Well designed business services must exhibit a number of characteristics that describe the service being offered sufficiently well for the service consumer(s) to clearly understand the service and hence to want to make use them.
On the business level, contracts and service level agreements that put the service in the proper context are very important as they cover not only the function(s) that will be performed but also the non-functional terms and conditions to which the consumer and provider have agreed.
There are several business processes that can be identified in the context of air traffic management. Some are related to the aircraft themselves (e.g. turn-round), others concern the passengers and their baggage. These and all other business processes require specific services to progress and complete in accordance with the business objectives of the process owner. Cleaning and refuelling of the aircraft, passenger check-in, security checking, etc. are just a few examples of the business services that need to be provided in order to achieve the objective, in this case a timely and safe departure.
When viewed on an enterprise level, a given service once defined is often reusable across the enterprise where identical or similar processes are found, resulting in a major potential for cost saving.
The services so defined will then set the requirements for the underlying IT support.
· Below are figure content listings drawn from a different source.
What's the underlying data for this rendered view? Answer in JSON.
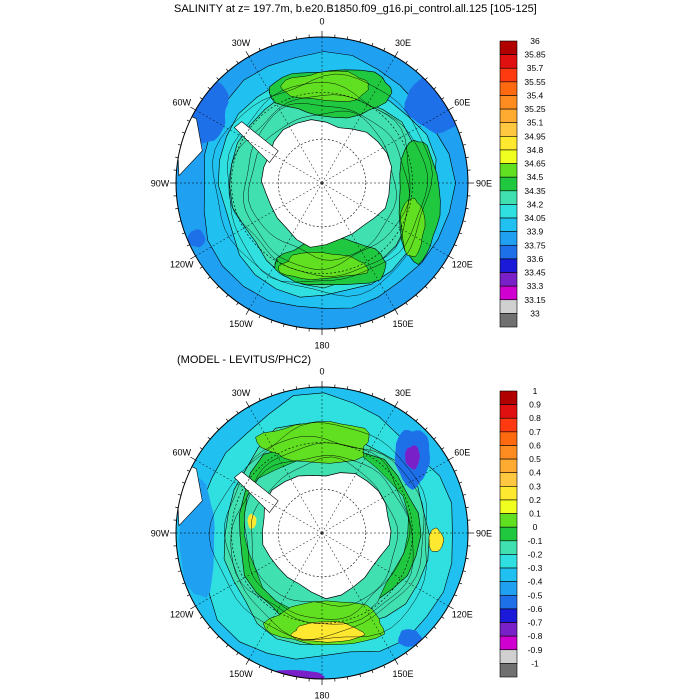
{
  "panels": [
    {
      "title": "SALINITY at z= 197.7m, b.e20.B1850.f09_g16.pi_control.all.125 [105-125]",
      "lon_labels": [
        "0",
        "30E",
        "60E",
        "90E",
        "120E",
        "150E",
        "180",
        "150W",
        "120W",
        "90W",
        "60W",
        "30W"
      ],
      "colorbar_labels": [
        "36",
        "35.85",
        "35.7",
        "35.55",
        "35.4",
        "35.25",
        "35.1",
        "34.95",
        "34.8",
        "34.65",
        "34.5",
        "34.35",
        "34.2",
        "34.05",
        "33.9",
        "33.75",
        "33.6",
        "33.45",
        "33.3",
        "33.15",
        "33"
      ],
      "colorbar_colors": [
        "#b00000",
        "#e01010",
        "#ff3a10",
        "#ff6a10",
        "#ff8c20",
        "#ffaa30",
        "#ffc840",
        "#ffe830",
        "#f0ff20",
        "#60e020",
        "#20c840",
        "#40e0b0",
        "#30e0e0",
        "#20c0f0",
        "#20a0f0",
        "#1e70e8",
        "#1a1ad8",
        "#7a20c8",
        "#d000d0",
        "#d0d0d0",
        "#707070"
      ]
    },
    {
      "title": "(MODEL - LEVITUS/PHC2)",
      "lon_labels": [
        "0",
        "30E",
        "60E",
        "90E",
        "120E",
        "150E",
        "180",
        "150W",
        "120W",
        "90W",
        "60W",
        "30W"
      ],
      "colorbar_labels": [
        "1",
        "0.9",
        "0.8",
        "0.7",
        "0.6",
        "0.5",
        "0.4",
        "0.3",
        "0.2",
        "0.1",
        "0",
        "-0.1",
        "-0.2",
        "-0.3",
        "-0.4",
        "-0.5",
        "-0.6",
        "-0.7",
        "-0.8",
        "-0.9",
        "-1"
      ],
      "colorbar_colors": [
        "#b00000",
        "#e01010",
        "#ff3a10",
        "#ff6a10",
        "#ff8c20",
        "#ffaa30",
        "#ffc840",
        "#ffe830",
        "#f0ff20",
        "#60e020",
        "#20c840",
        "#40e0b0",
        "#30e0e0",
        "#20c0f0",
        "#20a0f0",
        "#1e70e8",
        "#1a1ad8",
        "#7a20c8",
        "#d000d0",
        "#d0d0d0",
        "#707070"
      ]
    }
  ]
}
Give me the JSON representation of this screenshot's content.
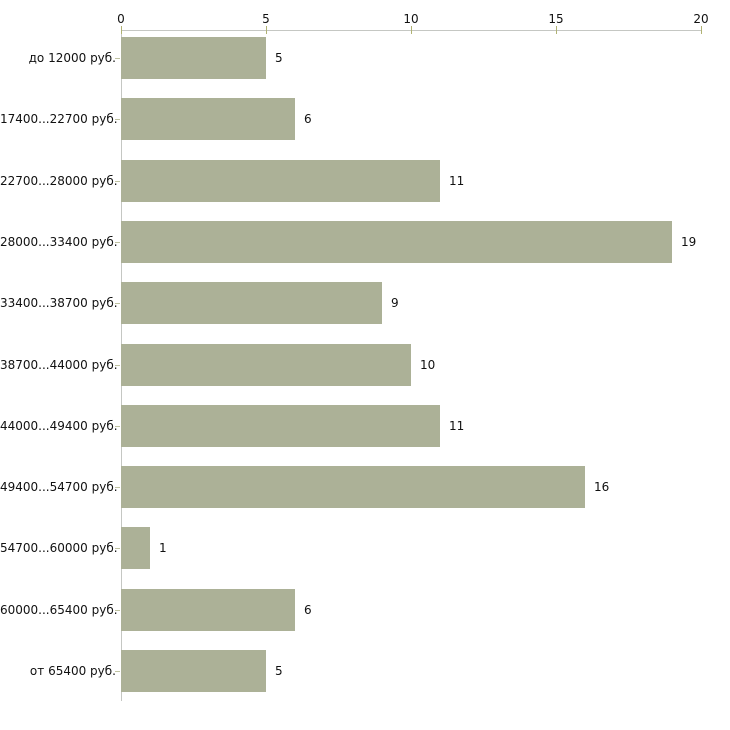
{
  "chart_data": {
    "type": "bar",
    "orientation": "horizontal",
    "title": "",
    "xlabel": "",
    "ylabel": "",
    "categories": [
      "до 12000 руб.",
      "17400...22700 руб.",
      "22700...28000 руб.",
      "28000...33400 руб.",
      "33400...38700 руб.",
      "38700...44000 руб.",
      "44000...49400 руб.",
      "49400...54700 руб.",
      "54700...60000 руб.",
      "60000...65400 руб.",
      "от 65400 руб."
    ],
    "values": [
      5,
      6,
      11,
      19,
      9,
      10,
      11,
      16,
      1,
      6,
      5
    ],
    "xlim": [
      0,
      20
    ],
    "x_ticks": [
      0,
      5,
      10,
      15,
      20
    ],
    "x_axis_position": "top",
    "grid": false,
    "legend": false,
    "value_labels_shown": true,
    "colors": {
      "bar_fill": "#acb197",
      "axis_line": "#c5c7c3",
      "tick_mark": "#b0b273",
      "category_tick": "#bfc2a0",
      "text": "#111111",
      "background": "#ffffff"
    }
  }
}
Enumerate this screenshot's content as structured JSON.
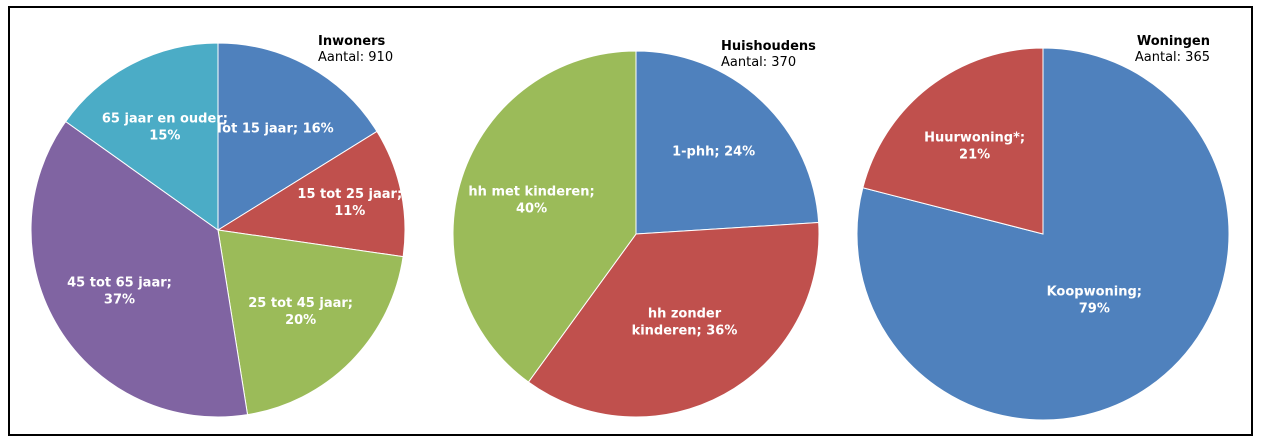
{
  "chart_data": [
    {
      "type": "pie",
      "title": "Inwoners",
      "subtitle": "Aantal: 910",
      "categories": [
        "Tot 15 jaar",
        "15 tot 25 jaar",
        "25 tot 45 jaar",
        "45 tot 65 jaar",
        "65 jaar en ouder"
      ],
      "values": [
        16,
        11,
        20,
        37,
        15
      ],
      "colors": [
        "#4f81bd",
        "#c0504d",
        "#9bbb59",
        "#8064a2",
        "#4bacc6"
      ],
      "labels": [
        [
          "Tot 15 jaar; 16%"
        ],
        [
          "15 tot 25 jaar;",
          "11%"
        ],
        [
          "25 tot 45 jaar;",
          "20%"
        ],
        [
          "45 tot 65 jaar;",
          "37%"
        ],
        [
          "65 jaar en ouder;",
          "15%"
        ]
      ]
    },
    {
      "type": "pie",
      "title": "Huishoudens",
      "subtitle": "Aantal: 370",
      "categories": [
        "1-phh",
        "hh zonder kinderen",
        "hh met kinderen"
      ],
      "values": [
        24,
        36,
        40
      ],
      "colors": [
        "#4f81bd",
        "#c0504d",
        "#9bbb59"
      ],
      "labels": [
        [
          "1-phh; 24%"
        ],
        [
          "hh zonder",
          "kinderen; 36%"
        ],
        [
          "hh met kinderen;",
          "40%"
        ]
      ]
    },
    {
      "type": "pie",
      "title": "Woningen",
      "subtitle": "Aantal: 365",
      "categories": [
        "Koopwoning",
        "Huurwoning*"
      ],
      "values": [
        79,
        21
      ],
      "colors": [
        "#4f81bd",
        "#c0504d"
      ],
      "labels": [
        [
          "Koopwoning;",
          "79%"
        ],
        [
          "Huurwoning*;",
          "21%"
        ]
      ]
    }
  ]
}
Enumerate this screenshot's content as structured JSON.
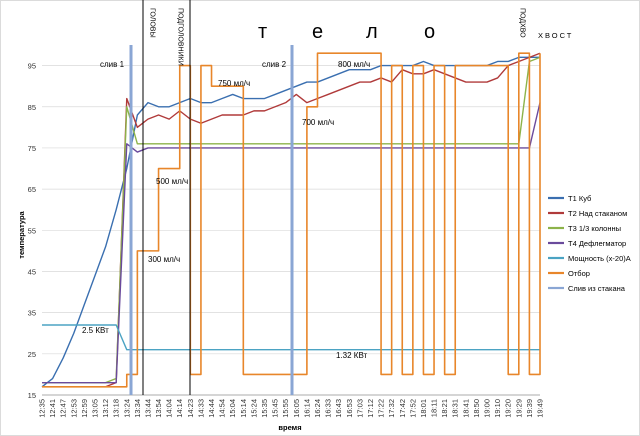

The effects of net-centric integration
The term “integration” is often associated with “centralization” and the elimination/rationalisation of facilities. While from an economic perspective integration may indeed mean all of the above, net-centric integration is about empowering better decision making through the creation of the complex, networked community of people, devices, information and services that generate benefits to all members of the community without necessarily changing the mapping (nature, number and location) of the community members.
At the same time, net-centric integration enables superior business agility and flexibility so that community members may evolve and change (drop out or new ones come in) in response to the changing needs of the users of the system concerned.
In the net-centric context it is not integration as such that changes the enterprise landscape. Such changes, if any, are the result of the economic imperatives that need to be met and which can now be met based on the improved business agility.
The end-user aspects of net-centric operations
One of the less understood aspects of traditional decision making is that it is not really possible to realise when decisions are based on less then full and/or correct information. The garbage in/garbage out principle applies also to the decision making process. At the same time, the effects of less than good decisions may not be immediately visible. In many cases, poor decisions will affect the efficiency of the overall operation without the negative effects even being traceable to individual decisions. So, while everyone may be doing their very best, the result may still be far short of the quality that would be otherwise achievable.